• A 28% year-over-year surge in home delistings signals a deepening standoff between buyers and sellers.
  • The U.S. housing market is now the strongest buyer's market in over a decade, with home sales at a three-decade low of just 2.8% of homes changing hands in 2025.
  • Sellers are increasingly opting to withdraw properties rather than accept lower-than-expected offers, with delistings peaking at 39% in June.

The number of homeowners pulling their properties off the market has surged 28% from a year ago, according to a new report from real estate brokerage Redfin, underscoring a profound stalemate in the U.S. housing sector. This sharp increase in delistings, which hit a high of 39% in June, reflects a growing unwillingness among sellers to capitulate to a market where buyer demand has grown persistently weak.

"We're seeing a fundamental shift in seller psychology," said a real estate analyst familiar with the data. "After years of a seller's market, many are simply not prepared to accept what they perceive as lowball offers. If the price isn't right, they'd rather wait it out."

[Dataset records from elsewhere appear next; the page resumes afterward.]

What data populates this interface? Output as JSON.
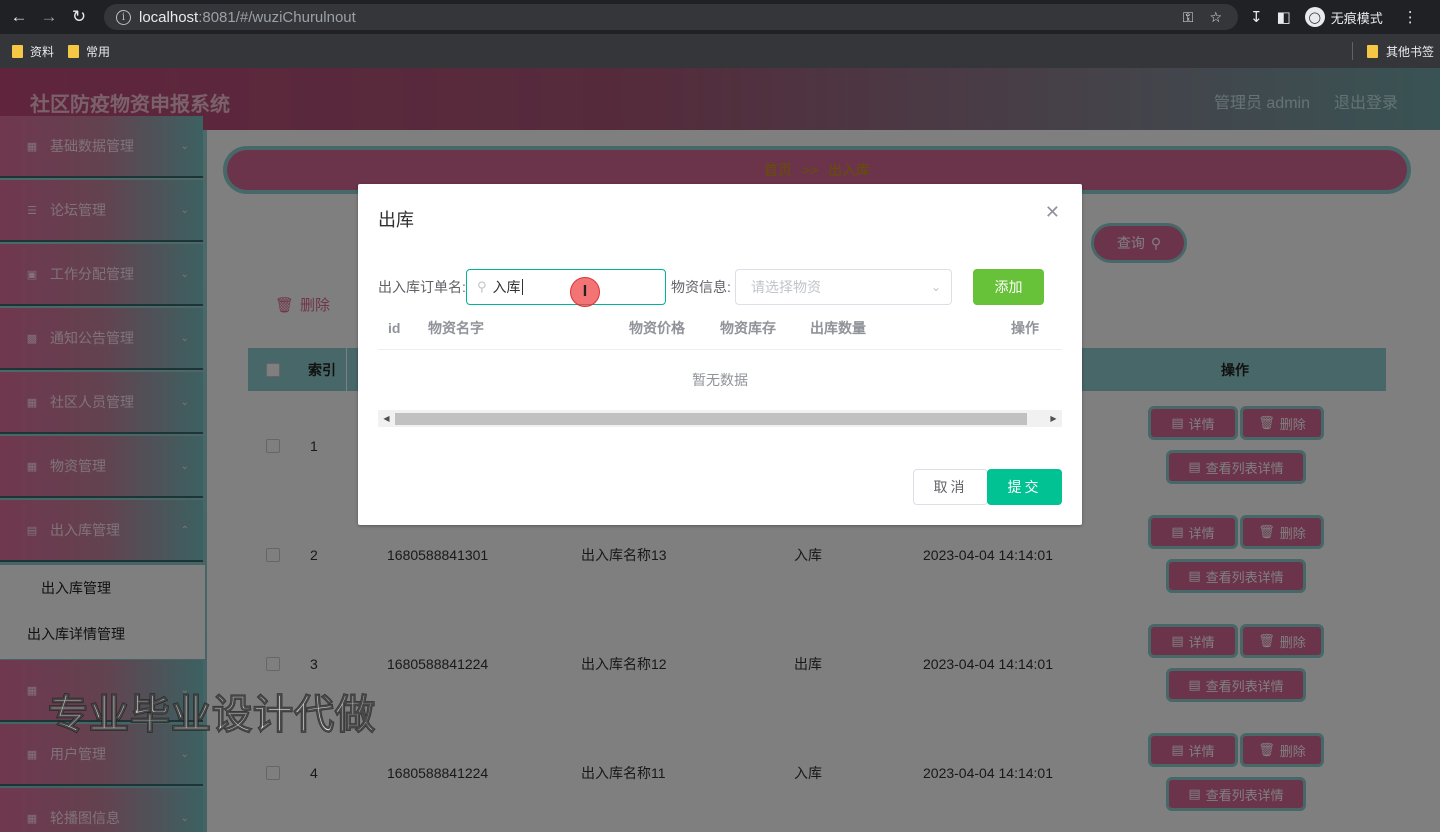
{
  "browser": {
    "url_host": "localhost",
    "url_rest": ":8081/#/wuziChurulnout",
    "profile_label": "无痕模式",
    "bookmarks": [
      "资料",
      "常用"
    ],
    "other_bookmarks": "其他书签"
  },
  "header": {
    "title": "社区防疫物资申报系统",
    "admin": "管理员 admin",
    "logout": "退出登录"
  },
  "sidebar": {
    "items": [
      {
        "label": "基础数据管理",
        "icon": "grid-icon"
      },
      {
        "label": "论坛管理",
        "icon": "list-icon"
      },
      {
        "label": "工作分配管理",
        "icon": "monitor-icon"
      },
      {
        "label": "通知公告管理",
        "icon": "bar-chart-icon"
      },
      {
        "label": "社区人员管理",
        "icon": "grid-icon"
      },
      {
        "label": "物资管理",
        "icon": "grid-icon"
      },
      {
        "label": "出入库管理",
        "icon": "document-icon"
      },
      {
        "label": "用户管理",
        "icon": "grid-icon"
      },
      {
        "label": "轮播图信息",
        "icon": "grid-icon"
      }
    ],
    "submenu": [
      "出入库管理",
      "出入库详情管理"
    ]
  },
  "main": {
    "breadcrumb_home": "首页",
    "breadcrumb_sep": ">>",
    "breadcrumb_current": "出入库",
    "query_label": "查询",
    "delete_label": "删除",
    "table_headers": {
      "index": "索引",
      "actions": "操作"
    },
    "rows": [
      {
        "index": "1",
        "code": "",
        "name": "",
        "type": "",
        "time": ""
      },
      {
        "index": "2",
        "code": "1680588841301",
        "name": "出入库名称13",
        "type": "入库",
        "time": "2023-04-04 14:14:01"
      },
      {
        "index": "3",
        "code": "1680588841224",
        "name": "出入库名称12",
        "type": "出库",
        "time": "2023-04-04 14:14:01"
      },
      {
        "index": "4",
        "code": "1680588841224",
        "name": "出入库名称11",
        "type": "入库",
        "time": "2023-04-04 14:14:01"
      }
    ],
    "row_actions": {
      "detail": "详情",
      "delete": "删除",
      "list_detail": "查看列表详情"
    }
  },
  "dialog": {
    "title": "出库",
    "order_label": "出入库订单名:",
    "order_value": "入库",
    "material_label": "物资信息:",
    "material_placeholder": "请选择物资",
    "add_label": "添加",
    "columns": [
      "id",
      "物资名字",
      "物资价格",
      "物资库存",
      "出库数量",
      "操作"
    ],
    "empty_text": "暂无数据",
    "cancel_label": "取消",
    "submit_label": "提交"
  },
  "watermark": "专业毕业设计代做",
  "colors": {
    "header_pink": "#c04a7a",
    "teal": "#8fcfd0",
    "submit_green": "#00c292",
    "add_green": "#67c23a"
  }
}
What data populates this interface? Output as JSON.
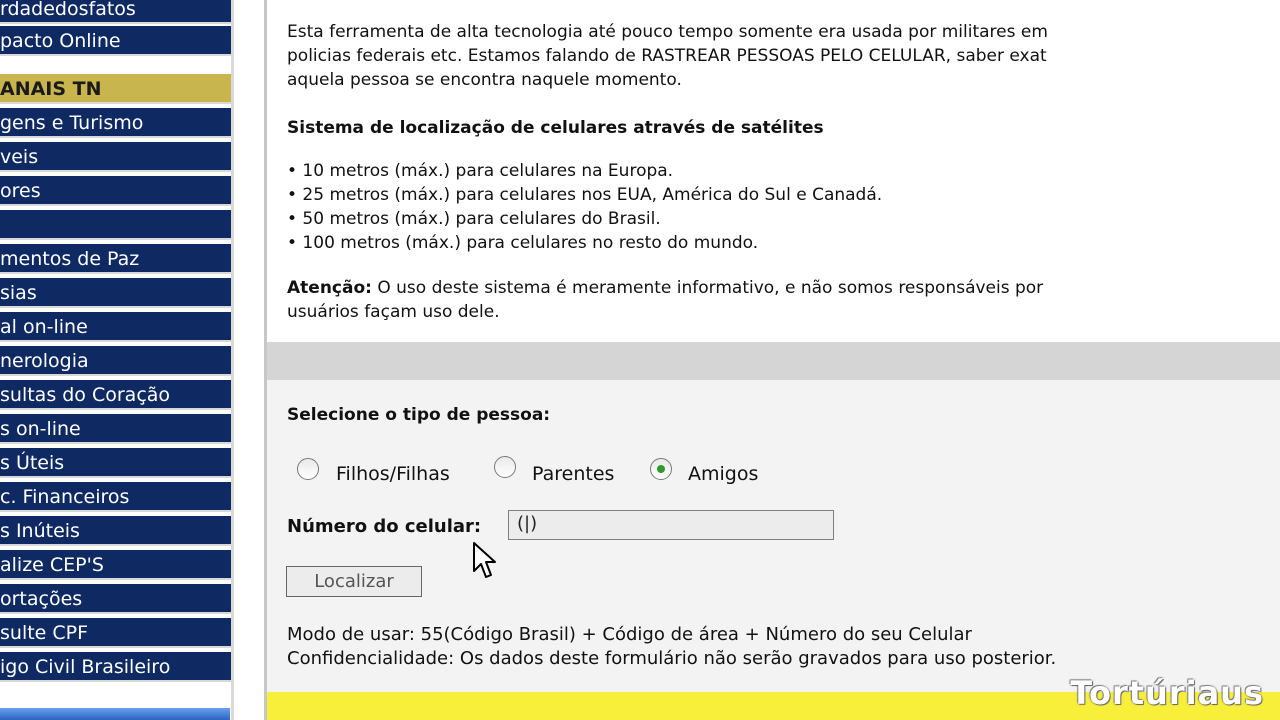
{
  "sidebar": {
    "items_top": [
      "rdadedosfatos",
      "pacto Online"
    ],
    "header": "ANAIS TN",
    "items": [
      "gens e Turismo",
      "veis",
      "ores",
      "",
      "mentos de Paz",
      "sias",
      "al on-line",
      "nerologia",
      "sultas do Coração",
      "s on-line",
      "s Úteis",
      "c. Financeiros",
      "s Inúteis",
      "alize CEP'S",
      "ortações",
      "sulte CPF",
      "igo Civil Brasileiro"
    ]
  },
  "intro": {
    "line1": "Esta ferramenta de alta tecnologia até pouco tempo somente era usada por militares em",
    "line2": "policias federais etc. Estamos falando de RASTREAR PESSOAS PELO CELULAR, saber exat",
    "line3": "aquela pessoa se encontra naquele momento."
  },
  "system": {
    "title": "Sistema de localização de celulares através de satélites",
    "bullets": [
      "• 10 metros (máx.) para celulares na Europa.",
      "• 25 metros (máx.) para celulares nos EUA, América do Sul e Canadá.",
      "• 50 metros (máx.) para celulares do Brasil.",
      "• 100 metros (máx.) para celulares no resto do mundo."
    ]
  },
  "warning": {
    "label": "Atenção:",
    "text1": " O uso deste sistema é meramente informativo, e não somos responsáveis por",
    "text2": "usuários façam uso dele."
  },
  "form": {
    "select_label": "Selecione o tipo de pessoa:",
    "options": [
      "Filhos/Filhas",
      "Parentes",
      "Amigos"
    ],
    "selected": "Amigos",
    "phone_label": "Número do celular:",
    "phone_value": "(|)",
    "submit_label": "Localizar",
    "usage": "Modo de usar: 55(Código Brasil) + Código de área + Número do seu Celular",
    "privacy": "Confidencialidade: Os dados deste formulário não serão gravados para uso posterior."
  },
  "watermark": "Tortúriaus",
  "colors": {
    "nav_bg": "#0f2a63",
    "nav_header_bg": "#c8b54e",
    "form_bg": "#f3f3f3",
    "bottom_strip": "#f7ef3a",
    "radio_checked": "#2d9a2d"
  }
}
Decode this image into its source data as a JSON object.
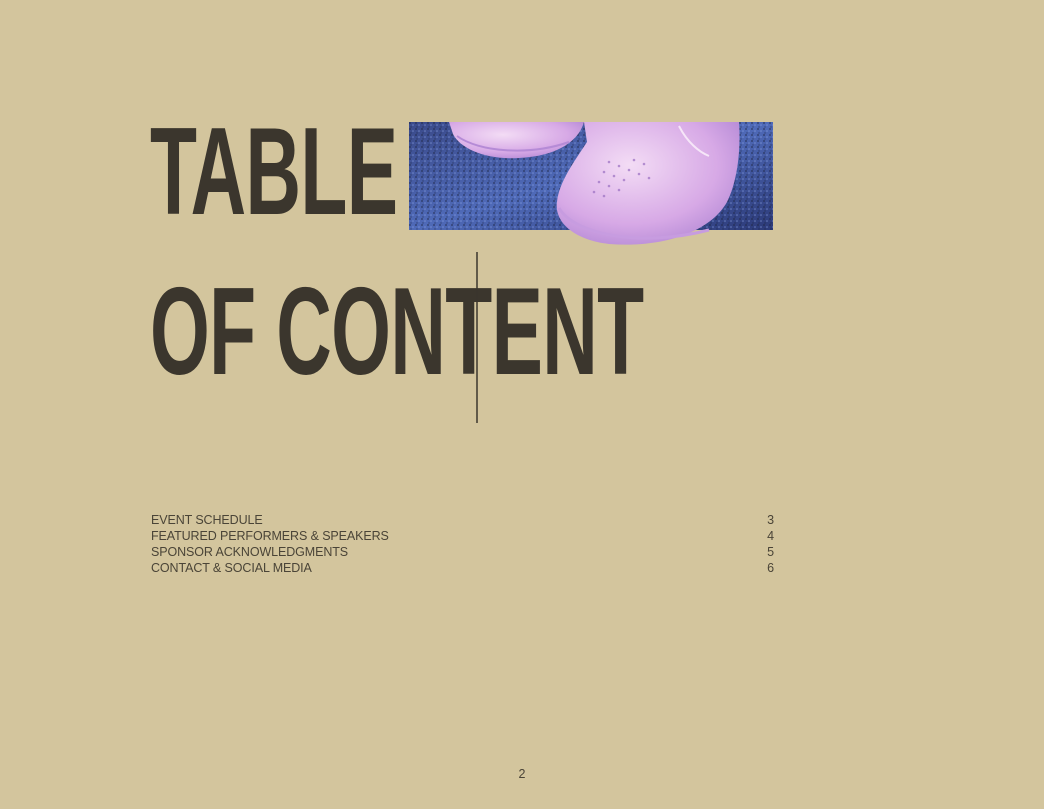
{
  "heading": {
    "line1": "TABLE",
    "line2": "OF CONTENT"
  },
  "toc": [
    {
      "label": "EVENT SCHEDULE",
      "page": "3"
    },
    {
      "label": "FEATURED PERFORMERS & SPEAKERS",
      "page": "4"
    },
    {
      "label": "SPONSOR ACKNOWLEDGMENTS",
      "page": "5"
    },
    {
      "label": "CONTACT & SOCIAL MEDIA",
      "page": "6"
    }
  ],
  "page_number": "2",
  "colors": {
    "background": "#d3c59d",
    "heading": "#3b362d",
    "text": "#4a4437"
  }
}
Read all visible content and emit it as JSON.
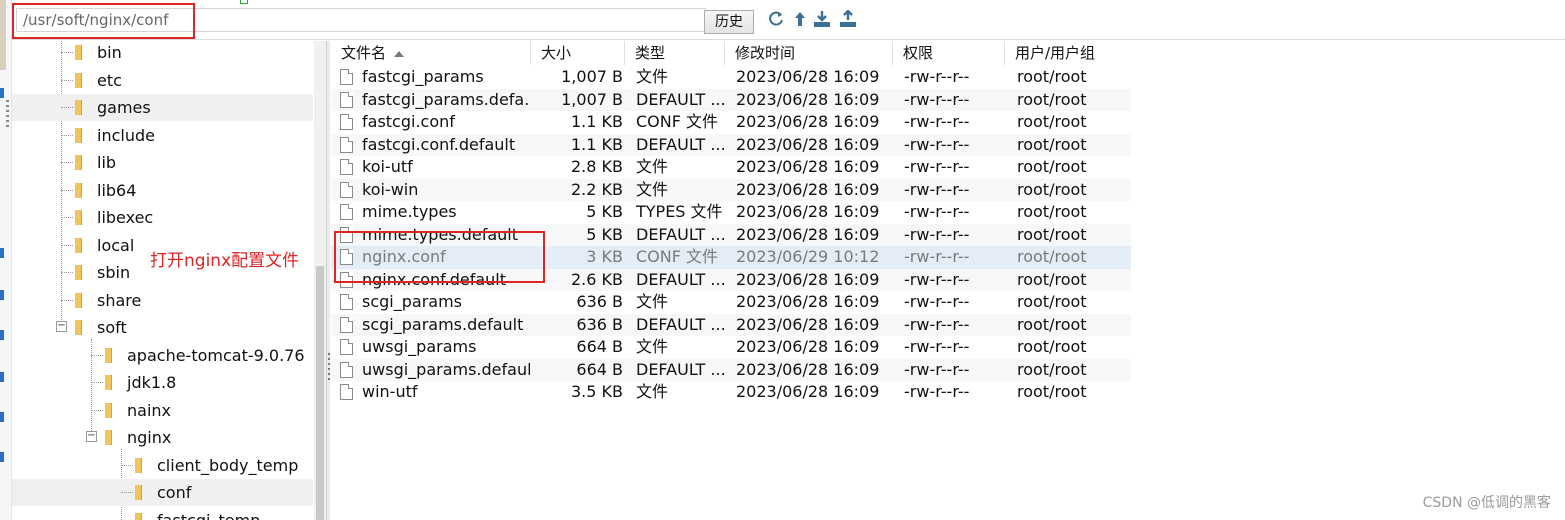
{
  "toolbar": {
    "path": "/usr/soft/nginx/conf",
    "history_label": "历史",
    "icons": [
      "refresh-icon",
      "up-icon",
      "download-icon",
      "upload-icon"
    ]
  },
  "tree": {
    "items": [
      {
        "label": "bin",
        "depth": 0
      },
      {
        "label": "etc",
        "depth": 0
      },
      {
        "label": "games",
        "depth": 0
      },
      {
        "label": "include",
        "depth": 0
      },
      {
        "label": "lib",
        "depth": 0
      },
      {
        "label": "lib64",
        "depth": 0
      },
      {
        "label": "libexec",
        "depth": 0
      },
      {
        "label": "local",
        "depth": 0
      },
      {
        "label": "sbin",
        "depth": 0
      },
      {
        "label": "share",
        "depth": 0
      },
      {
        "label": "soft",
        "depth": 0,
        "expanded": true
      },
      {
        "label": "apache-tomcat-9.0.76",
        "depth": 1
      },
      {
        "label": "jdk1.8",
        "depth": 1
      },
      {
        "label": "nainx",
        "depth": 1
      },
      {
        "label": "nginx",
        "depth": 1,
        "expanded": true
      },
      {
        "label": "client_body_temp",
        "depth": 2
      },
      {
        "label": "conf",
        "depth": 2,
        "selected": true
      },
      {
        "label": "fastcgi_temp",
        "depth": 2
      }
    ]
  },
  "annotation": {
    "text": "打开nginx配置文件",
    "color": "#e02424"
  },
  "filelist": {
    "columns": [
      "文件名",
      "大小",
      "类型",
      "修改时间",
      "权限",
      "用户/用户组"
    ],
    "rows": [
      {
        "name": "fastcgi_params",
        "size": "1,007 B",
        "type": "文件",
        "mtime": "2023/06/28 16:09",
        "perm": "-rw-r--r--",
        "owner": "root/root"
      },
      {
        "name": "fastcgi_params.defa...",
        "size": "1,007 B",
        "type": "DEFAULT ...",
        "mtime": "2023/06/28 16:09",
        "perm": "-rw-r--r--",
        "owner": "root/root"
      },
      {
        "name": "fastcgi.conf",
        "size": "1.1 KB",
        "type": "CONF 文件",
        "mtime": "2023/06/28 16:09",
        "perm": "-rw-r--r--",
        "owner": "root/root"
      },
      {
        "name": "fastcgi.conf.default",
        "size": "1.1 KB",
        "type": "DEFAULT ...",
        "mtime": "2023/06/28 16:09",
        "perm": "-rw-r--r--",
        "owner": "root/root"
      },
      {
        "name": "koi-utf",
        "size": "2.8 KB",
        "type": "文件",
        "mtime": "2023/06/28 16:09",
        "perm": "-rw-r--r--",
        "owner": "root/root"
      },
      {
        "name": "koi-win",
        "size": "2.2 KB",
        "type": "文件",
        "mtime": "2023/06/28 16:09",
        "perm": "-rw-r--r--",
        "owner": "root/root"
      },
      {
        "name": "mime.types",
        "size": "5 KB",
        "type": "TYPES 文件",
        "mtime": "2023/06/28 16:09",
        "perm": "-rw-r--r--",
        "owner": "root/root"
      },
      {
        "name": "mime.types.default",
        "size": "5 KB",
        "type": "DEFAULT ...",
        "mtime": "2023/06/28 16:09",
        "perm": "-rw-r--r--",
        "owner": "root/root"
      },
      {
        "name": "nginx.conf",
        "size": "3 KB",
        "type": "CONF 文件",
        "mtime": "2023/06/29 10:12",
        "perm": "-rw-r--r--",
        "owner": "root/root",
        "selected": true
      },
      {
        "name": "nginx.conf.default",
        "size": "2.6 KB",
        "type": "DEFAULT ...",
        "mtime": "2023/06/28 16:09",
        "perm": "-rw-r--r--",
        "owner": "root/root"
      },
      {
        "name": "scgi_params",
        "size": "636 B",
        "type": "文件",
        "mtime": "2023/06/28 16:09",
        "perm": "-rw-r--r--",
        "owner": "root/root"
      },
      {
        "name": "scgi_params.default",
        "size": "636 B",
        "type": "DEFAULT ...",
        "mtime": "2023/06/28 16:09",
        "perm": "-rw-r--r--",
        "owner": "root/root"
      },
      {
        "name": "uwsgi_params",
        "size": "664 B",
        "type": "文件",
        "mtime": "2023/06/28 16:09",
        "perm": "-rw-r--r--",
        "owner": "root/root"
      },
      {
        "name": "uwsgi_params.default",
        "size": "664 B",
        "type": "DEFAULT ...",
        "mtime": "2023/06/28 16:09",
        "perm": "-rw-r--r--",
        "owner": "root/root"
      },
      {
        "name": "win-utf",
        "size": "3.5 KB",
        "type": "文件",
        "mtime": "2023/06/28 16:09",
        "perm": "-rw-r--r--",
        "owner": "root/root"
      }
    ]
  },
  "watermark": "CSDN @低调的黑客"
}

The trend is a defining feature of what analysts are calling the strongest buyer's market in over a decade. Despite this, transaction volumes remain in a deep freeze, with the pace of home sales plummeting to its lowest level since at least 1995. The standoff is clear: buyers are waiting for more significant price drops, while a critical mass of sellers is refusing to meet them halfway, leading to unprecedented market inactivity.

Efforts to reach Redfin for additional comment on the June peak were not immediately successful.

This gridlock has broader implications for the economy, creating ripple effects for industries reliant on housing turnover, from mortgage lending to home renovations. The current environment is reminiscent of the years following the 2008 financial crisis, characterized by a strong buyer's market and sellers' reluctance to realize losses. Regional disparities are also pronounced, with the Sun Belt and West Coast experiencing much deeper buyer's markets than some more balanced metros in the Midwest and East Coast.

With high housing costs and affordability pressures continuing to limit purchasing power, a short-term rebound appears unlikely without a significant shift in mortgage rates or broader economic sentiment. For now, the sharp rise in delistings is the most visible symptom of a market where neither side is willing to blink.

Correction: An earlier version of this article misstated the peak delisting percentage; it was 39% in June, not 28%.